RadLex Normalization in Radiology Reports.

Journal: AMIA ... Annual Symposium proceedings. AMIA Symposium
Published Date:

Abstract

Radiology reports have been widely used for extraction of various clinically significant information about patients' imaging studies. However, limited research has focused on standardizing the entities to a common radiology-specific vocabulary. Further, no study to date has attempted to leverage RadLex for standardization. In this paper, we aim to normalize a diverse set of radiological entities to RadLex terms. We manually construct a normalization corpus by annotating entities from three types of reports. This contains 1706 entity mentions. We propose two deep learning-based NLP methods based on a pre-trained language model (BERT) for automatic normalization. First, we employ BM25 to retrieve candidate concepts for the BERT-based models (re-ranker and span detector) to predict the normalized concept.
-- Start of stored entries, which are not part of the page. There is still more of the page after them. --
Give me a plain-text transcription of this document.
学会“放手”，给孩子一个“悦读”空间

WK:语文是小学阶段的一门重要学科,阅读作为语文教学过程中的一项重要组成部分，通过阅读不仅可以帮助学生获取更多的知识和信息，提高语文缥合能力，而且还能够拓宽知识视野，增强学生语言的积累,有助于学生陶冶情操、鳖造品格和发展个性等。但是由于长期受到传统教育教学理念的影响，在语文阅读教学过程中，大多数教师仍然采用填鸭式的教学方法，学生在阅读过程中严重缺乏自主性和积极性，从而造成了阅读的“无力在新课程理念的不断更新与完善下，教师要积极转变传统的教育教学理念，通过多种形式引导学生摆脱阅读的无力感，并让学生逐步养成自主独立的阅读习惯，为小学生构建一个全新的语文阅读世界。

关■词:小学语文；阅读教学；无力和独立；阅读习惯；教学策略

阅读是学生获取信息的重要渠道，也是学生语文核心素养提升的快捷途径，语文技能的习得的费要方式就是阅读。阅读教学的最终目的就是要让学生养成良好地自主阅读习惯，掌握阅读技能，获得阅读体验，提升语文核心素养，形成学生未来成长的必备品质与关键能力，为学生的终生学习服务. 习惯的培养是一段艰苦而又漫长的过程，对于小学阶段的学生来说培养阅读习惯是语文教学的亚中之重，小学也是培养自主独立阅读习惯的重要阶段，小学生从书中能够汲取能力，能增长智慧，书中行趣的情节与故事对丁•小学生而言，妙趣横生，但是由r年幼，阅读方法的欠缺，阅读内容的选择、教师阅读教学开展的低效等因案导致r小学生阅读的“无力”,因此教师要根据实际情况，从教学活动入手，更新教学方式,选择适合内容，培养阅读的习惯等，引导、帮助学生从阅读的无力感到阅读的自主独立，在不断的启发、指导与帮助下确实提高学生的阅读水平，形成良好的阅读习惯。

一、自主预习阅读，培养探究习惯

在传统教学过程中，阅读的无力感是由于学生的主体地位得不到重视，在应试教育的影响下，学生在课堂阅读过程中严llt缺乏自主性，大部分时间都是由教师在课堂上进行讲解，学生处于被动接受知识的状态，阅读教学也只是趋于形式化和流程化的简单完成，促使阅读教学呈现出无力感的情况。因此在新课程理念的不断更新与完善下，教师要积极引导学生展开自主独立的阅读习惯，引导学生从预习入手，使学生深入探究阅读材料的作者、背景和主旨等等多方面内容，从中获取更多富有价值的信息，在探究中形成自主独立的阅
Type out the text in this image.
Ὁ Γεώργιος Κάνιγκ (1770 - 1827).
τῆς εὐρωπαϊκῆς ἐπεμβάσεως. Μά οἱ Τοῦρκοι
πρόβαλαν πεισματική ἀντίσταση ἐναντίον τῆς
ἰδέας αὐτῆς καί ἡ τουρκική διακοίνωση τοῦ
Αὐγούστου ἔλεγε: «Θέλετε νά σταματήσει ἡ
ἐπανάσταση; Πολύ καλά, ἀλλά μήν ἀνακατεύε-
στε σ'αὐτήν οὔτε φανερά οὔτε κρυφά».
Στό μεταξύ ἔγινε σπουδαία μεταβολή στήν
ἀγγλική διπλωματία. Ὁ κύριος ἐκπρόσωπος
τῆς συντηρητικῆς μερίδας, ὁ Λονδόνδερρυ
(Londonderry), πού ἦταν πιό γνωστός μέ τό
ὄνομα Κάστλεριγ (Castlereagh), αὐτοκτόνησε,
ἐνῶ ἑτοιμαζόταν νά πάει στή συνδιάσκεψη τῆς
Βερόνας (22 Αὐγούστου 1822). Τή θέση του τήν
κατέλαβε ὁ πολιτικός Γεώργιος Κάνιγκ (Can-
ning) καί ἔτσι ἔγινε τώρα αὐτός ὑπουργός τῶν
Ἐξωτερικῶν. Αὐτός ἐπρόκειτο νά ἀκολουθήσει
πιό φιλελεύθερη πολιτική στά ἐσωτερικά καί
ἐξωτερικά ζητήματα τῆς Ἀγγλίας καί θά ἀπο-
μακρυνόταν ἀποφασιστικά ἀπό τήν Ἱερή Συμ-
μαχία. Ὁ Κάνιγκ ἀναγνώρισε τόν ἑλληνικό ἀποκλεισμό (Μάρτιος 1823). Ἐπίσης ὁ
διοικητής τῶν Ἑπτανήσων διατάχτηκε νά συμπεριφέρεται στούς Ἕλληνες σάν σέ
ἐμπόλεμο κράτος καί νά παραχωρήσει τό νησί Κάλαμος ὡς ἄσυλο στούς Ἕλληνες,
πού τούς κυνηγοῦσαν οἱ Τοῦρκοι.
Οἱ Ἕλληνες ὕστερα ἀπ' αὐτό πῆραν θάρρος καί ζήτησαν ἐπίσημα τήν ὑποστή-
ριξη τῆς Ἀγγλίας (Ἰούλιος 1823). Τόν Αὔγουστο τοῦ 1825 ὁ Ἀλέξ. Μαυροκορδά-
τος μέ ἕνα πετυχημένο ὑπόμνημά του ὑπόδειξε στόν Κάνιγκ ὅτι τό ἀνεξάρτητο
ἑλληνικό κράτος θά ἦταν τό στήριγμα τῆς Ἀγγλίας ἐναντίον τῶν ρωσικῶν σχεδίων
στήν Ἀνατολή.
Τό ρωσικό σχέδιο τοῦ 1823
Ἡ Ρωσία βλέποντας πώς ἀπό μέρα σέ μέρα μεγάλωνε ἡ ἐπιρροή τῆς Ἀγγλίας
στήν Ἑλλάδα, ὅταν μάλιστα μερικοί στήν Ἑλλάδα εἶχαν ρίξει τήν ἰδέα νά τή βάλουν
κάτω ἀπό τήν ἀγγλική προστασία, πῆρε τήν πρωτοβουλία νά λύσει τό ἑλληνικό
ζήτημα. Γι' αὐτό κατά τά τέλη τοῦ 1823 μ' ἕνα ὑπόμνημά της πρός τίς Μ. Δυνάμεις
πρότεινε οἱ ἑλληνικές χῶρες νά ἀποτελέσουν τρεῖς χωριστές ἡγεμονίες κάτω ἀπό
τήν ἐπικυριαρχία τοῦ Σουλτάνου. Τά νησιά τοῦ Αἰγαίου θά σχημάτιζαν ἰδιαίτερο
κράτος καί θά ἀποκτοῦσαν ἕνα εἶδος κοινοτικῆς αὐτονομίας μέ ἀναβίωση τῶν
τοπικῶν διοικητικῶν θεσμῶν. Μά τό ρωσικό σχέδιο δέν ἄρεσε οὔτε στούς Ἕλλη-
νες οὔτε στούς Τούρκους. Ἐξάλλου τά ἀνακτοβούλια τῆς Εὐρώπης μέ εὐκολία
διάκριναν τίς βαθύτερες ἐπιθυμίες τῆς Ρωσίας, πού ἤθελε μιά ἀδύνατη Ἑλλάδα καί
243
The results are promising, with the best accuracy (78.44%) obtained by the span detector. Additionally, we discuss the challenges involved in corpus construction and propose new RadLex terms.

Authors

  • Surabhi Datta
    IMO Health, Inc., Rosemont, IL 60018, United States.
  • Jordan Godfrey-Stovall
    School of Biomedical Informatics The University of Texas Health Science Center at Houston Houston, TX.
  • Kirk Roberts
    The University of Texas Health Science Center at Houston, USA.